IMA vows to break 'glass ceiling' holding female doctors back

Israel Medical Association secretary-general says that labor contracts still in effect today date back to the 1950s and 1960s as IMA promises to promote status of women doctors.

Doctor mother and baby 370 (photo credit: Courtesy Kaplan Medical Center)
Doctor mother and baby 370
(photo credit: Courtesy Kaplan Medical Center)
The Israel Medical Association promised on Sunday to “break through the glass ceiling” and set up a team to promote the status of women doctors.
The field of medicine here and abroad is already involved in a gender change, in which more than half of medical students are women, IMA chairman Dr. Leonid Eidelman said. The IMA has a woman as secretary-general but no other women in senior positions, As women also have babies and raise families, they have additional challenges and demands on their time that will change manpower needs in the field, he said. Studies have shown that women physicians tend to invest less time in research and clinical care because of their double roles as doctors and mothers.

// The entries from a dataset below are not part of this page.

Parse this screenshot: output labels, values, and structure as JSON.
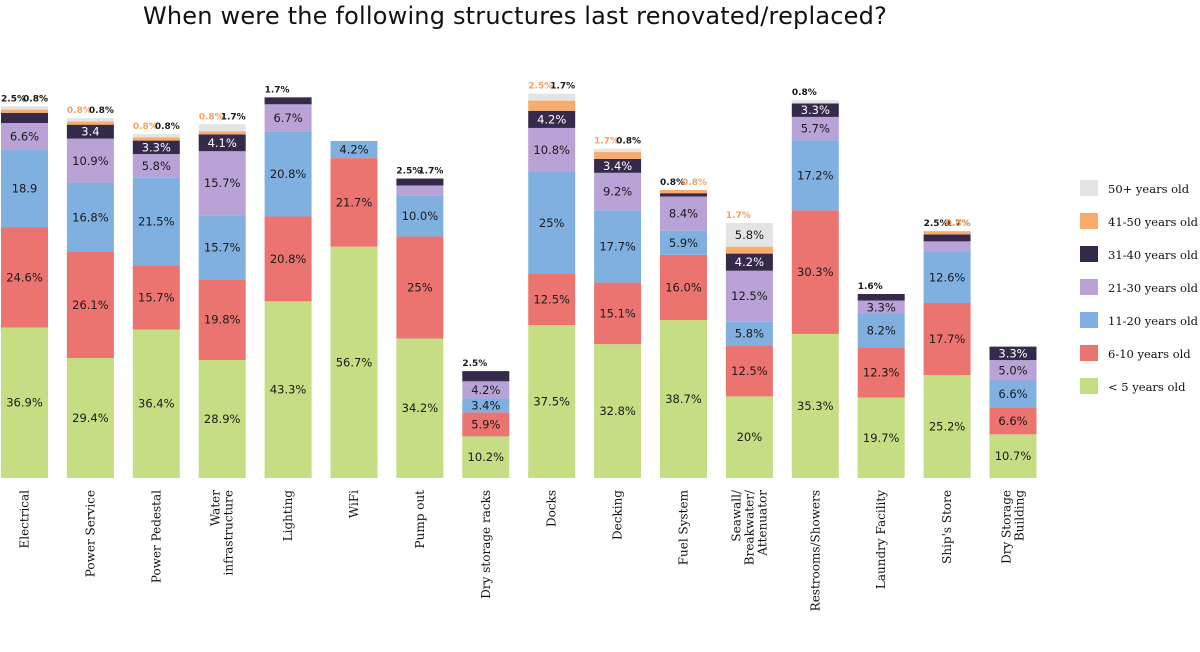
{
  "chart_data": {
    "type": "bar",
    "stacked": true,
    "title": "When were the following structures last renovated/replaced?",
    "xlabel": "",
    "ylabel": "",
    "ylim": [
      0,
      100
    ],
    "grid": false,
    "legend_position": "right",
    "categories": [
      [
        "Electrical"
      ],
      [
        "Power Service"
      ],
      [
        "Power Pedestal"
      ],
      [
        "Water",
        "infrastructure"
      ],
      [
        "Lighting"
      ],
      [
        "WiFi"
      ],
      [
        "Pump out"
      ],
      [
        "Dry storage racks"
      ],
      [
        "Docks"
      ],
      [
        "Decking"
      ],
      [
        "Fuel System"
      ],
      [
        "Seawall/",
        "Breakwater/",
        "Attenuator"
      ],
      [
        "Restrooms/Showers"
      ],
      [
        "Laundry Facility"
      ],
      [
        "Ship's Store"
      ],
      [
        "Dry Storage",
        "Building"
      ]
    ],
    "series": [
      {
        "name": "< 5 years old",
        "color": "#c5dd83",
        "values": [
          36.9,
          29.4,
          36.4,
          28.9,
          43.3,
          56.7,
          34.2,
          10.2,
          37.5,
          32.8,
          38.7,
          20,
          35.3,
          19.7,
          25.2,
          10.7
        ],
        "labels": [
          "36.9%",
          "29.4%",
          "36.4%",
          "28.9%",
          "43.3%",
          "56.7%",
          "34.2%",
          "10.2%",
          "37.5%",
          "32.8%",
          "38.7%",
          "20%",
          "35.3%",
          "19.7%",
          "25.2%",
          "10.7%"
        ]
      },
      {
        "name": "6-10 years old",
        "color": "#ec7470",
        "values": [
          24.6,
          26.1,
          15.7,
          19.8,
          20.8,
          21.7,
          25,
          5.9,
          12.5,
          15.1,
          16.0,
          12.5,
          30.3,
          12.3,
          17.7,
          6.6
        ],
        "labels": [
          "24.6%",
          "26.1%",
          "15.7%",
          "19.8%",
          "20.8%",
          "21.7%",
          "25%",
          "5.9%",
          "12.5%",
          "15.1%",
          "16.0%",
          "12.5%",
          "30.3%",
          "12.3%",
          "17.7%",
          "6.6%"
        ]
      },
      {
        "name": "11-20 years old",
        "color": "#7fb0e0",
        "values": [
          18.9,
          16.8,
          21.5,
          15.7,
          20.8,
          4.2,
          10.0,
          3.4,
          25,
          17.7,
          5.9,
          5.8,
          17.2,
          8.2,
          12.6,
          6.6
        ],
        "labels": [
          "18.9",
          "16.8%",
          "21.5%",
          "15.7%",
          "20.8%",
          "4.2%",
          "10.0%",
          "3.4%",
          "25%",
          "17.7%",
          "5.9%",
          "5.8%",
          "17.2%",
          "8.2%",
          "12.6%",
          "6.6%"
        ]
      },
      {
        "name": "21-30 years old",
        "color": "#b9a2d6",
        "values": [
          6.6,
          10.9,
          5.8,
          15.7,
          6.7,
          0,
          2.5,
          4.2,
          10.8,
          9.2,
          8.4,
          12.5,
          5.7,
          3.3,
          2.5,
          5.0
        ],
        "labels": [
          "6.6%",
          "10.9%",
          "5.8%",
          "15.7%",
          "6.7%",
          "",
          "2.5%",
          "4.2%",
          "10.8%",
          "9.2%",
          "8.4%",
          "12.5%",
          "5.7%",
          "3.3%",
          "2.5%",
          "5.0%"
        ]
      },
      {
        "name": "31-40 years old",
        "color": "#352a4b",
        "values": [
          2.5,
          3.4,
          3.3,
          4.1,
          1.7,
          0,
          1.7,
          2.5,
          4.2,
          3.4,
          0.8,
          4.2,
          3.3,
          1.6,
          1.7,
          3.3
        ],
        "labels": [
          "2.5%",
          "3.4",
          "3.3%",
          "4.1%",
          "1.7%",
          "",
          "1.7%",
          "2.5%",
          "4.2%",
          "3.4%",
          "0.8%",
          "4.2%",
          "3.3%",
          "1.6%",
          "1.7%",
          "3.3%"
        ]
      },
      {
        "name": "41-50 years old",
        "color": "#f7ab6c",
        "values": [
          0.8,
          0.8,
          0.8,
          0.8,
          0,
          0,
          0,
          0,
          2.5,
          1.7,
          0.8,
          1.7,
          0,
          0,
          0.8,
          0
        ],
        "labels": [
          "0.8%",
          "0.8%",
          "0.8%",
          "0.8%",
          "",
          "",
          "",
          "",
          "2.5%",
          "1.7%",
          "0.8%",
          "1.7%",
          "",
          "",
          "0.8%",
          ""
        ]
      },
      {
        "name": "50+ years old",
        "color": "#e4e4e4",
        "values": [
          0.8,
          0.8,
          0.8,
          1.7,
          0,
          0,
          0,
          0,
          1.7,
          0.8,
          0,
          5.8,
          0.8,
          0,
          0,
          0
        ],
        "labels": [
          "0.8%",
          "0.8%",
          "0.8%",
          "1.7%",
          "",
          "",
          "",
          "",
          "1.7%",
          "0.8%",
          "",
          "5.8%",
          "0.8%",
          "",
          "",
          ""
        ]
      }
    ],
    "legend": [
      {
        "name": "50+ years old",
        "color": "#e4e4e4"
      },
      {
        "name": "41-50 years old",
        "color": "#f7ab6c"
      },
      {
        "name": "31-40 years old",
        "color": "#352a4b"
      },
      {
        "name": "21-30 years old",
        "color": "#b9a2d6"
      },
      {
        "name": "11-20 years old",
        "color": "#7fb0e0"
      },
      {
        "name": "6-10 years old",
        "color": "#ec7470"
      },
      {
        "name": "< 5 years old",
        "color": "#c5dd83"
      }
    ]
  }
}
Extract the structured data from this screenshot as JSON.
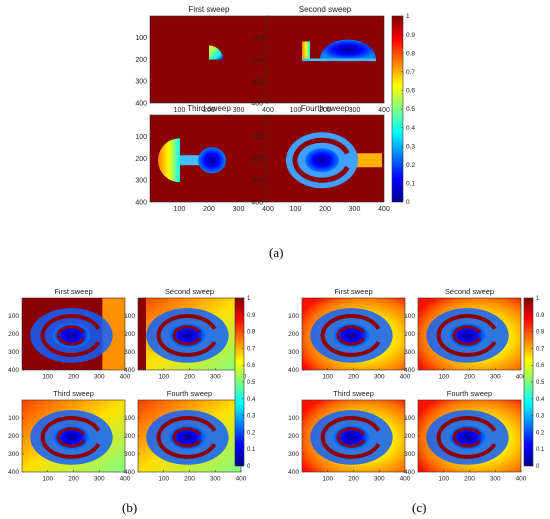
{
  "colors": {
    "background": "#8b0000",
    "ring": "#8b0000",
    "jet": [
      "#00008f",
      "#0000ff",
      "#0080ff",
      "#00ffff",
      "#80ff80",
      "#ffff00",
      "#ff8000",
      "#ff0000",
      "#800000"
    ]
  },
  "figure": {
    "a": {
      "caption": "(a)",
      "panel_titles": [
        "First sweep",
        "Second sweep",
        "Third sweep",
        "Fourth sweep"
      ],
      "x_ticks": [
        "100",
        "200",
        "300",
        "400"
      ],
      "y_ticks": [
        "100",
        "200",
        "300",
        "400"
      ],
      "colorbar_ticks": [
        "0",
        "0.1",
        "0.2",
        "0.3",
        "0.4",
        "0.5",
        "0.6",
        "0.7",
        "0.8",
        "0.9",
        "1"
      ]
    },
    "b": {
      "caption": "(b)",
      "panel_titles": [
        "First sweep",
        "Second sweep",
        "Third sweep",
        "Fourth sweep"
      ],
      "x_ticks": [
        "100",
        "200",
        "300",
        "400"
      ],
      "y_ticks": [
        "100",
        "200",
        "300",
        "400"
      ],
      "colorbar_ticks": [
        "0",
        "0.1",
        "0.2",
        "0.3",
        "0.4",
        "0.5",
        "0.6",
        "0.7",
        "0.8",
        "0.9",
        "1"
      ]
    },
    "c": {
      "caption": "(c)",
      "panel_titles": [
        "First sweep",
        "Second sweep",
        "Third sweep",
        "Fourth sweep"
      ],
      "x_ticks": [
        "100",
        "200",
        "300",
        "400"
      ],
      "y_ticks": [
        "100",
        "200",
        "300",
        "400"
      ],
      "colorbar_ticks": [
        "0",
        "0.1",
        "0.2",
        "0.3",
        "0.4",
        "0.5",
        "0.6",
        "0.7",
        "0.8",
        "0.9",
        "1"
      ]
    }
  },
  "chart_data": [
    {
      "type": "heatmap",
      "panel": "a",
      "subplots": [
        "First sweep",
        "Second sweep",
        "Third sweep",
        "Fourth sweep"
      ],
      "xlim": [
        0,
        400
      ],
      "ylim": [
        400,
        0
      ],
      "colorbar": {
        "min": 0,
        "max": 1,
        "colormap": "jet"
      }
    },
    {
      "type": "heatmap",
      "panel": "b",
      "subplots": [
        "First sweep",
        "Second sweep",
        "Third sweep",
        "Fourth sweep"
      ],
      "xlim": [
        0,
        400
      ],
      "ylim": [
        400,
        0
      ],
      "colorbar": {
        "min": 0,
        "max": 1,
        "colormap": "jet"
      }
    },
    {
      "type": "heatmap",
      "panel": "c",
      "subplots": [
        "First sweep",
        "Second sweep",
        "Third sweep",
        "Fourth sweep"
      ],
      "xlim": [
        0,
        400
      ],
      "ylim": [
        400,
        0
      ],
      "colorbar": {
        "min": 0,
        "max": 1,
        "colormap": "jet"
      }
    }
  ]
}
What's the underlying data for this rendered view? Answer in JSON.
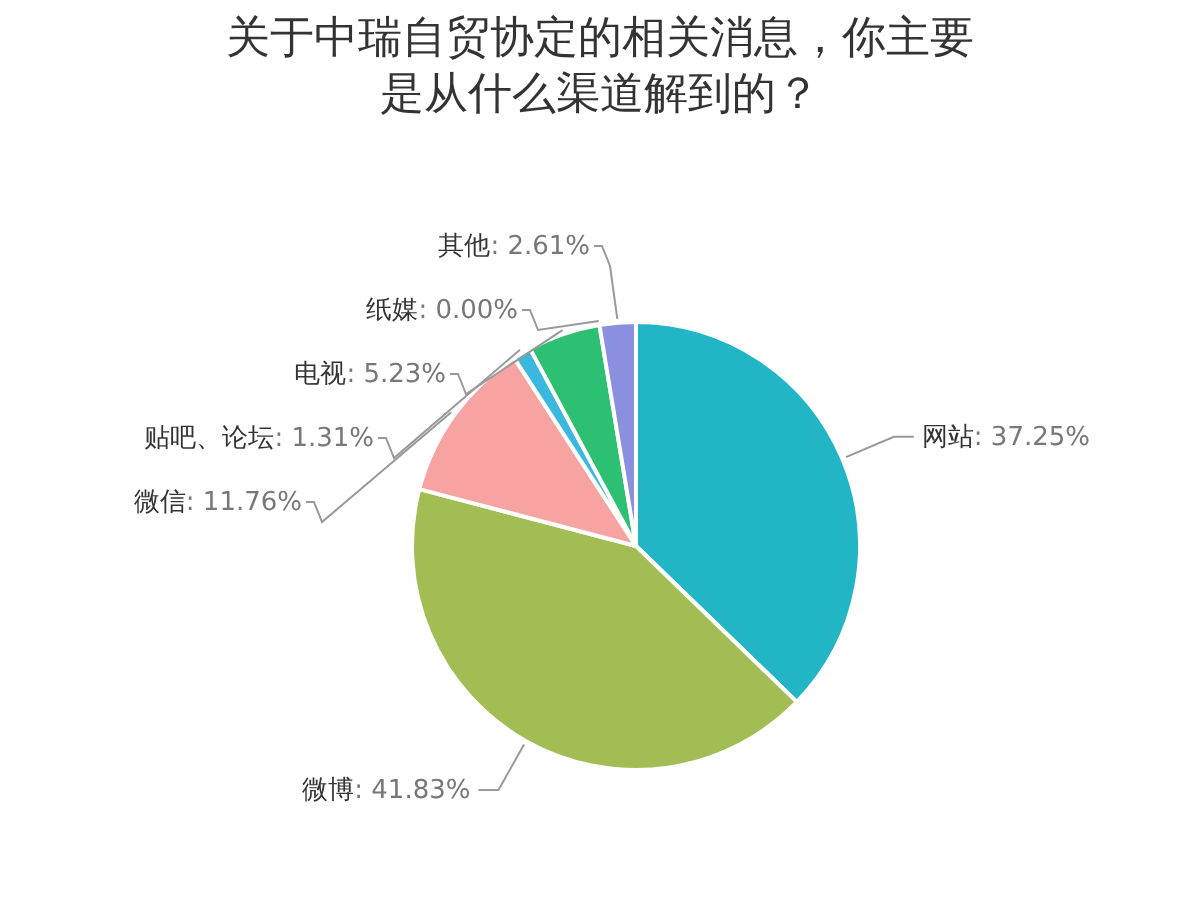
{
  "chart_data": {
    "type": "pie",
    "title": "关于中瑞自贸协定的相关消息，你主要是从什么渠道解到的？",
    "categories": [
      "网站",
      "微博",
      "微信",
      "贴吧、论坛",
      "电视",
      "纸媒",
      "其他"
    ],
    "values": [
      37.25,
      41.83,
      11.76,
      1.31,
      5.23,
      0.0,
      2.61
    ],
    "colors": [
      "#22b5c6",
      "#a3bd55",
      "#f6a3a1",
      "#3bb8e0",
      "#2dbf72",
      "#999999",
      "#8b8fe0"
    ],
    "value_labels": [
      ": 37.25%",
      ": 41.83%",
      ": 11.76%",
      ": 1.31%",
      ": 5.23%",
      ": 0.00%",
      ": 2.61%"
    ]
  }
}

Eidelman said he was sorry that there were no women physicians in the IMA secretariat.
Ben-Gurion University president Prof. Rivka Carmi, herself a pediatrician and geneticist, said at a conference on women doctors that “medicine was born as a masculine profession, and even though more than half of medical students are women, the rules of behavior remain masculine. As long as they remain, and doctors’ evening rounds in the hospital are held at 5 p.m. when mothers have to take their child [from daycare and other frameworks], it will remain so.
“At Soroka University Medical Center in Beersheba, we changed the hour of the meetings,” she said.
Female candidates for senior medical positions should be encouraged even by “freezing men’s candidacies until, in certain cases, equal numbers of women are found,” Carmi said.
Women doctors pursue their careers at the same time that their biological clocks are ticking, she added. “There is a huge distortion in the receipt by women of prizes and research grants,” said Carmi, who urged that a senior woman in academia be appointed to promote women in medicine through budgets and manpower and by preparing an annual report.
IMA secretary-general Leah Wapner said labor contracts still in effect date to the 1950s and 1960s, in which the status and presence of women were in a different world. These must not lead to preferential treatment for male physicians, she said.
Dr. Yisrael Eillig, head of anesthesiology at Soroka and head of the hospital branch of Clalit Health Services doctors, said many women are “still in the phase of fear. I try to persuade women not to be afraid, to apply and to demand their rights,” but they don’t always do so.
Former MK and gynecologist Dr. Rachel Adatto said there was no doubt that “the change in women physicians’ status is revolutionizing medicine, with more women doctors in various fields and as hospital managers. But still, the heads of all four health funds are men.”
Prof. Hava Tabenkin, chairman of the department of family medicine at Emek Medical Center in Afula, said women have to “struggle 10 times more than men when they want a position. But it still occurs that a [male] hospital department chairman can decide that a woman will not be advanced because of her gender. Even if women decide that they want family and children and they don’t aspire to advance, there still are women who want to – and we have to work with them.”
Tabenkin noted that many senior hospital and Health Ministry administrators “grew up” in the Israel Defense Forces, where women’s role as physicians is much smaller.
“We are not identical to men,” said Afula Medical Center director-general Dr. Orna Blondheim – the first female general hospital director. “We don’t have to aspire to be exactly like them. We need to aspire to equal opportunities. The number of female administrators is a function of how many women medical students there were 20 years and more ago."
“As women accumulate experience, we will see a growth in motivation for them to fill administrative roles. We are in the process, even if it is not optimal,” she said.
Prof. Tsofia Ish-Shalom, chairman of the Women Doctors’ Society who also heads the metabolism unit at Rambam Medical Center in Haifa, said that as long as women “can’t give birth after 40 [or so], advancement of women doctors will require adopting the US model of having daycare centers attached to hospitals.” In addition, female physicians should be able to work part time in the first year after giving birth. Half of members of tender boards should be women, she added, and the continuity of pension rights must be ensured despite maternity leaves.
Dr. Einat Madar, a resident in general medicine at Emek, said “it isn’t easy to be a woman doctor with children.”
She objected to the regulation that female physicians may not work night or weekend shifts after their 20th week of pregnancy.
“Early in pregnancy, I always spent more time at the toilet than with patients. But in a later stages, I flower. I suffer during shifts until the 20th week, but afterward, I’m like a dancer, but I’m not allowed to do shifts,” she said.
Women doctors have equal obligations, said Dr. Tami Karni, a surgeon and head of the women’s health institute at Assaf Harofeh Medical Center. “We have to find appropriate people to take care of the children or clean the house.”
She opposed having halftime jobs for surgical residents.
“A surgeon is not different from a pianist who has constantly to practice. You won’t find a half-time pianist,” she said.